Sind sie alt genug, kommen viele Kinder allerdings gut mit dem Alleinsein zurecht. Die damit verbundene Freiheit wird gerade von älteren Kindern oft wertgeschätzt. Moderne Schlüsselkinder sind zudem weniger auf sich selbst gestellt, schliesslich können sie in der Regel per Handy und Internet bei Bedarf mit den Eltern kommunizieren. Doch sollten Eltern die Selbständigkeit ihrer Kinder nicht zu gelassen sehen. Vielen Kindern fehlt während des Alleinseins zu Hause trotz medialer Ablenkung der emotionale Austausch mit den Eltern.

Das Kind aufs Alleinsein vorbereiten

Ähnlich wie bei der Eingewöhnungsphase im Kindergarten oder in der Schule brauchen Kinder eine Weile, um sich an das neue Leben als Schlüsselkind zu gewöhnen. Am Anfang sollte das Kind deshalb auf die neue Rolle vorbereitet werden. So kann zum Beispiel die Zeit des Alleinseins langsam ausgedehnt werden, während gleichzeitig alltägliche Aufgaben wie das Aufwärmen von Essen, das Versorgen kleiner Wunden oder das Auffüllen einer Wärmflasche geübt werden. Das Aufschliessen der Haustür will natürlich auch gelernt sein: Eltern können ihrem Kind schon einmal einen Schlüssel mitgeben, auch wenn sie eigentlich zu Hause sind. So lernt der Nachwuchs am besten, wie es ist, allein die Tür zu öffnen.

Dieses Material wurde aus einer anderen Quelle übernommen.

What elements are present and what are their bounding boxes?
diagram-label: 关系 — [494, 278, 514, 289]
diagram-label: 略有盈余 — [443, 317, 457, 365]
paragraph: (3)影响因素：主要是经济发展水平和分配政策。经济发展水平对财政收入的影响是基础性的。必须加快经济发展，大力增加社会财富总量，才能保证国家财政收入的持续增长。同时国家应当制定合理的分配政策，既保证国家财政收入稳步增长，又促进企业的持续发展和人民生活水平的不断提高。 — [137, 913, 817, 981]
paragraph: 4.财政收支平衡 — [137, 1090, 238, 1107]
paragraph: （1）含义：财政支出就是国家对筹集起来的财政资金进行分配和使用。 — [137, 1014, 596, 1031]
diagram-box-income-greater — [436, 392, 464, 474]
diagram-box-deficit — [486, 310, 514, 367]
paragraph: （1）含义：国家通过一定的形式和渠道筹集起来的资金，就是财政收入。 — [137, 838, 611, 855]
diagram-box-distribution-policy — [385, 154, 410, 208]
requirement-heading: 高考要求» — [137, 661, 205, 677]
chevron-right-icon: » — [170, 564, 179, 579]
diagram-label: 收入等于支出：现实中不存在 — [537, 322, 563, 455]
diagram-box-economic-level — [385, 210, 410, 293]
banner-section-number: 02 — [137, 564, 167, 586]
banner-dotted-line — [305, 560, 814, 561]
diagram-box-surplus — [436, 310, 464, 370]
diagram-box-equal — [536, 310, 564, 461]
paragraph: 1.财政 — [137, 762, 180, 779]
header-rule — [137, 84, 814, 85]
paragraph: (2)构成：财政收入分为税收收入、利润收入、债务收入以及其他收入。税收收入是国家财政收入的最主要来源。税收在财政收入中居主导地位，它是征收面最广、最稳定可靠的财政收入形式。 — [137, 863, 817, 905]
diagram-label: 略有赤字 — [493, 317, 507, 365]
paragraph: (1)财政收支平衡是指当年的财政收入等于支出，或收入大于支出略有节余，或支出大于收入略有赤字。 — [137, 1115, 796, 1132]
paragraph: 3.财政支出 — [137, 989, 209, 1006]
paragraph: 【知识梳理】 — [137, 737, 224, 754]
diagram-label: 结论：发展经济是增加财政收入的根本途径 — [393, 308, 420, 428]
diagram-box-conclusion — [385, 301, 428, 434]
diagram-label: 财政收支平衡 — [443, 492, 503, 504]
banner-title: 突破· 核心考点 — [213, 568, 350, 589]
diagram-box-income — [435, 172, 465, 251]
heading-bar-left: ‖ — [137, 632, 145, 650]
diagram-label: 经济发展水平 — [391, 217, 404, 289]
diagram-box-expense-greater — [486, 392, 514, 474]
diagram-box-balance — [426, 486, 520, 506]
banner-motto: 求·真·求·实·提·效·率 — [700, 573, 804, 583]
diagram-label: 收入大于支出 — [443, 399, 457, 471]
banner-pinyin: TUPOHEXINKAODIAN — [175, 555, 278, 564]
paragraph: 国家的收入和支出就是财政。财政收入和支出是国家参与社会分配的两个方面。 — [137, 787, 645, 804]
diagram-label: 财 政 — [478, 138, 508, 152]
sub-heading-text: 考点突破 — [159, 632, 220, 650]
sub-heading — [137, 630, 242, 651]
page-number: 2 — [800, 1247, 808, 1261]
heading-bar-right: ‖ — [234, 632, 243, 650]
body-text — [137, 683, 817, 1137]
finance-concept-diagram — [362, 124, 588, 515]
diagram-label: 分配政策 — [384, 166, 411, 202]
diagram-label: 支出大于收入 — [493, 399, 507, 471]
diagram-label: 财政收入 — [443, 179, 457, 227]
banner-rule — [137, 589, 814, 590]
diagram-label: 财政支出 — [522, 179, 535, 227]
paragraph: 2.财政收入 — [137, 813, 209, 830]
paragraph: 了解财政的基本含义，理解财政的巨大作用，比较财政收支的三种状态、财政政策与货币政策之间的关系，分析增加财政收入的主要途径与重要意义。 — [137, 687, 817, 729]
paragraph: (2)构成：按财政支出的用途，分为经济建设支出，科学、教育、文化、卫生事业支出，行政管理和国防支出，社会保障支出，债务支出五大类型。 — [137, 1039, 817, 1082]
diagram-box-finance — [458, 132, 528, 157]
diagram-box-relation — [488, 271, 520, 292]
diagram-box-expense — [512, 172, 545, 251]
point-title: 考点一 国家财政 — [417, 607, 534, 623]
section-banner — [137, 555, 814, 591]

Ausserdem ist es wichtig, dass Eltern und Kinder vor dem Beginn der Schlüsselkind-Phase über das Alleinsein sprechen, um etwaige Ängste abzubauen. Kinder sollten auch immer eine Notfallnummer zur Hand haben, unter der sie Eltern oder Freunde erreichen. Auf jeden Fall sollten Schlüsselkinder darauf vorbereitet werden, wie sie sich verhalten sollen, wenn Fremde anrufen oder an der Tür klingeln.

Diese Vorkehrungen helfen Eltern und Kindern, sich mit der neuen Situation anzufreunden und mildern mögliche Ängste auf beiden Seiten. Sowohl für die Kinder als auch für die Eltern sollte klar sein, dass Absprachen jederzeit einzuhalten sind und während der Abwesenheit der Eltern jeder auf dem Handy erreichbar sein muss. Nicht nur Kindern kann die Umgewöhnung schwerfallen. Deshalb sollte sich das Alleinsein, wenn es sich einrichten lässt, zunächst auf wenige Stunden pro Wochen beschränken.